The third film of the X-Men franchise heavily explores The Phoenix Saga, a sizable part of this series, but this series also was the first time we saw the mutant cure as a viable option. Despite being very different (Rogue wanting the cure? Really), we got to see Leech a lot, who was the catalyst for the cure in the film. So much of the important plots for X-Men: The Last Stand are what made this series great. Too bad those amazing stories didn’t keep the film from sucking.
10. A kid’s show filled with diversity and meaning.
Science-Fiction and fantasy are usually well-known for diversity, but the X-Men are the team in comics and cinema that pioneered it. Storm, who is second in command after Cyclops in most incarnations, was one of the first main members of any team to be African-American, let alone a female African American. The X-Men saw people of all backgrounds across the entire United States; not only this, but with the addition of Colossus, Nightcrawler, Banshee, Shadow King, Silver Samurai, and many more, fans got to see all parts of the world represented in a mere 47 episodes. While some of these characters may be evil, this series never strayed from this fact: we are all equal no matter what our differences. If that isn’t the best message for an action cartoon, I don’t know what is.

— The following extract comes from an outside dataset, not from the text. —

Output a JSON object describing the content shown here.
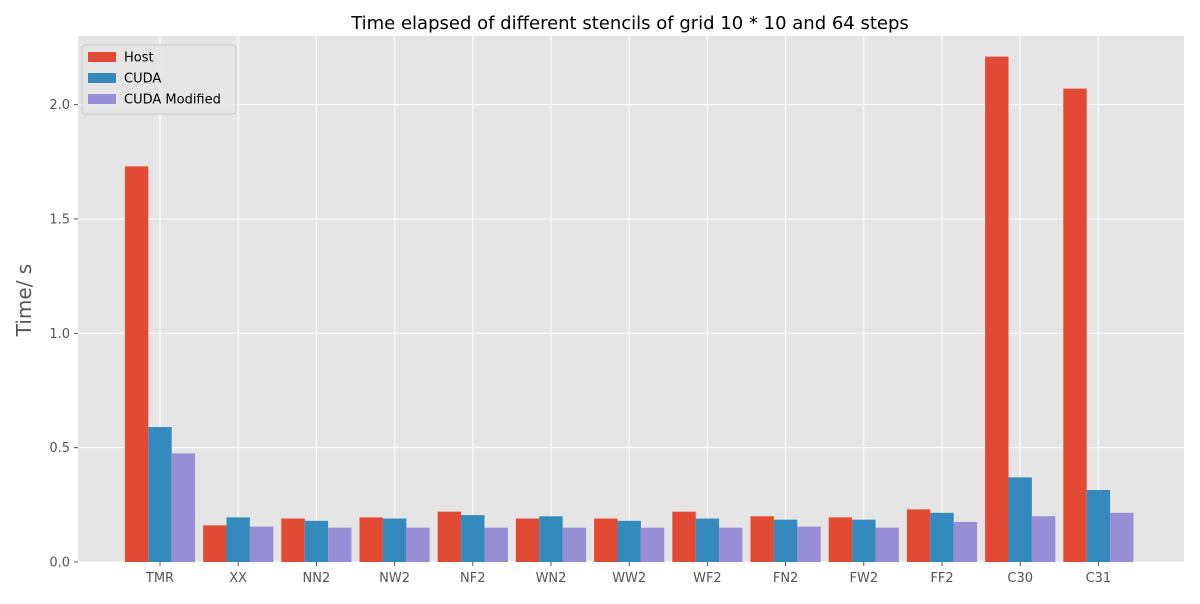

Bonus: The X-Men Theme Song
Of all the classic TV show theme songs to make it out of the 90’s, there are few that have had the longevity of the X-Men series. If ringtone’s were a thing in 1992, this jam would have set the record. It’s probably stuck in your head right now, isn’t it? Diddly-diddly-DOO-do-do-do, Diddly-diddly-DOO-do-do-doon, DEE doon- Doot-DO. Or something like that… Anyway, you can thank Ron Wasserman for that. Wasserman is also responsible for the Mighty Morphin’ Power Rangers‘ theme, and a ton of other Power Rangers, Dragon Ball Z, and VR Troopers stuff. If you had two ears connected to a brain in the 90’s, you know his work.